Public schools are not places to indoctrinate but places to liberate-to imagine, to empower, to transform ourselves and the world. It astounds me that while people fighting for greater democracy in other countries risk their lives to create public education for all its citizens, we have used the system to abuse children, perpetuate less democracy, and now in our worst moment, sell it off to the highest bidder. In our own history, education has been used as both a tool of oppression and liberation: both an unparalleled opportunity and a right denied to those we wished to hold down. But it doesn’t have to be this way.

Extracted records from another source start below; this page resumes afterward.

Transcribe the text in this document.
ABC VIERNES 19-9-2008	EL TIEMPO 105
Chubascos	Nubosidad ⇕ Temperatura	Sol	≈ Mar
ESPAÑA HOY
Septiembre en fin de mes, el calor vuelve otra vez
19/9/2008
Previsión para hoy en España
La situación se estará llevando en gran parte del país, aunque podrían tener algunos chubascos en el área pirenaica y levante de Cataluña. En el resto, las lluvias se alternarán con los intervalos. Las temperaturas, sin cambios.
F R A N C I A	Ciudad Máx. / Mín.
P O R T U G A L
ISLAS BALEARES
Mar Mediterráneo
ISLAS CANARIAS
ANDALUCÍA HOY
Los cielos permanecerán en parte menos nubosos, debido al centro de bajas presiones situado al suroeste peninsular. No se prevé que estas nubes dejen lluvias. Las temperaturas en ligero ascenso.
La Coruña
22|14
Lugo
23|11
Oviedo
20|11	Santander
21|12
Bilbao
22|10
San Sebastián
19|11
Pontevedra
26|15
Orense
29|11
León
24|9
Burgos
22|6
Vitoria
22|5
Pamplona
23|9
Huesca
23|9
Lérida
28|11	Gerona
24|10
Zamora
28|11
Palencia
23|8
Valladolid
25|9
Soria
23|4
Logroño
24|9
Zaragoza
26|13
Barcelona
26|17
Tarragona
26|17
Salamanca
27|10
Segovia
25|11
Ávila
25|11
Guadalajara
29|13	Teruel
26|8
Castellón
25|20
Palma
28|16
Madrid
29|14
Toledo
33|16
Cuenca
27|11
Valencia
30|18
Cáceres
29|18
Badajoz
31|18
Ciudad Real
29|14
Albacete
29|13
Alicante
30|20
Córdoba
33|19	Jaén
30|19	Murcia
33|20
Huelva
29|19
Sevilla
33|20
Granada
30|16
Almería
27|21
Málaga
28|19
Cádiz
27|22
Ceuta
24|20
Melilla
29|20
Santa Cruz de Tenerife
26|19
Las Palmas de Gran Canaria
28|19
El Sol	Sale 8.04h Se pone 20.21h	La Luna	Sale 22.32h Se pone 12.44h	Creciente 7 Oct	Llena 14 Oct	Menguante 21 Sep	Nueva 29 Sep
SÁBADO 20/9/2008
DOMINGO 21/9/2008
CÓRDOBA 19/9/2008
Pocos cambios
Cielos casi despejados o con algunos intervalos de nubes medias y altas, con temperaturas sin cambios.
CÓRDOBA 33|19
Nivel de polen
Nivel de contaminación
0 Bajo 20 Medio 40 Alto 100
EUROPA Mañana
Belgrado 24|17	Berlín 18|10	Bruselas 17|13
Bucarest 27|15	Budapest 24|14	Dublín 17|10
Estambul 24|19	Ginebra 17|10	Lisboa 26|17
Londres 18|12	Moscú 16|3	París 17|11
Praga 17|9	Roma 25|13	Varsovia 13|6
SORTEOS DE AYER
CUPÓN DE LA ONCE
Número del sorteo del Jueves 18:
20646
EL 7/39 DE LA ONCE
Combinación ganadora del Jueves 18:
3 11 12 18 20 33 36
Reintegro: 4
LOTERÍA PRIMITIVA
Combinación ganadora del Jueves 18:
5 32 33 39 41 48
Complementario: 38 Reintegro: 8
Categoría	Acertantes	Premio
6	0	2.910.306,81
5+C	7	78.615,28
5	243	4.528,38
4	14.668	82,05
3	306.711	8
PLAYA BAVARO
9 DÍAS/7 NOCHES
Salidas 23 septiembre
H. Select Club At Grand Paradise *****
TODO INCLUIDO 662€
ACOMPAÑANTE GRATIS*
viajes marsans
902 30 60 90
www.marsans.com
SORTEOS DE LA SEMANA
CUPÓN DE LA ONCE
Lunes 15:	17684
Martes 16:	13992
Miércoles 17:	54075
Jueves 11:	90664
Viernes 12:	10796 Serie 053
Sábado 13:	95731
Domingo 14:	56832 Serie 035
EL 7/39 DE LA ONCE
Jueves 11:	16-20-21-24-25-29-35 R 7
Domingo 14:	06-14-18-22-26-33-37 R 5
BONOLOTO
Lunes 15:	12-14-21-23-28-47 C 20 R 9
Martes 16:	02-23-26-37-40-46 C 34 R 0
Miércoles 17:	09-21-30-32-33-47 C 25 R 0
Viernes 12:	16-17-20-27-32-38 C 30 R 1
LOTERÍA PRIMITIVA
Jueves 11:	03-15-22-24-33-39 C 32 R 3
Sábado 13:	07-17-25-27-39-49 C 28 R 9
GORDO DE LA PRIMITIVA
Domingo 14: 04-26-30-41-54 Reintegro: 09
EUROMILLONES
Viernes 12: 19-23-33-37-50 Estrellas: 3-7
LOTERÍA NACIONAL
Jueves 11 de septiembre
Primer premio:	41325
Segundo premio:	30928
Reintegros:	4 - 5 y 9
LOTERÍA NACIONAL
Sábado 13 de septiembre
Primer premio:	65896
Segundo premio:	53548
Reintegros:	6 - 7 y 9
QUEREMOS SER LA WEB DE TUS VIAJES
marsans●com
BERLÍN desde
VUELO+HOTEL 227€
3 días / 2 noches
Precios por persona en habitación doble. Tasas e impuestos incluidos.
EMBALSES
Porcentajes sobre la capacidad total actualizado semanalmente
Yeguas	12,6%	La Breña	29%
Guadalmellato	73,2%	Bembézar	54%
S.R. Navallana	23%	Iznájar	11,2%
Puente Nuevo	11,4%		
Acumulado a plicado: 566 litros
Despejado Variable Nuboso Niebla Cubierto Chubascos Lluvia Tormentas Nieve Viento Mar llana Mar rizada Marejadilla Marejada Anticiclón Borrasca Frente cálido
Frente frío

Public education is not boil to be burned off the body of our social foundation. It is not a burden. It is not legislation we must endure. It is a human right to be protected. It is a fundamental need of democracy that we must claim for its powerful potential. Let’s stop lending it out to those in power (whether it be governmental or corporate) whose agenda is and always has been, to manage the rest of us according to their own desires. If we miss this chance. If we sell pout. Or give up. We will lose something tremendous that we may never have the chance to reclaim.

But the possibility remains-it’s what we do with the framework that matters.

Schools are not failing for the reason reformers would have us believe. They are failing, because we are failing them. Are we willing to give up any hope of their value as part of this democratic experiment? Do we take our toys and go home? Do we abandon the project either in favor of privatization? Do we allow them to be sold at auction to corporations while those with the privilege of being able to seek asylum do so elsewhere? But just because I have the privilege of protecting my own children from the most profound ravages of reform doesn’t preclude me from fighting for other people’s children. And let’s face it, few of us have anywhere left to hide no matter where we go.
When did it stop being patriotic to support my own country by caring for and taking action on behalf my all my country’s children? There is something far greater at stake here and illustrating this will help other people who do not have children in public schools to join the fight.

Reformers are aren’t afraid that schools are failing. They’re afraid that schools will succeed in their ultimate purpose. Why else do they close programs that work? Why else rob children of the joy of learning? Why else deny the poorest children opportunities for a love of art, dance, PE, and a meaningful well-rounded curriculum? Why else increase rather than decrease class size? Why else starve communities and schools of their resources? Why? They’re afraid that one day we will wake up and discover precisely how powerful this right to a public education is in forging our own destinies.

And that we realize that we can take it from them. And we will.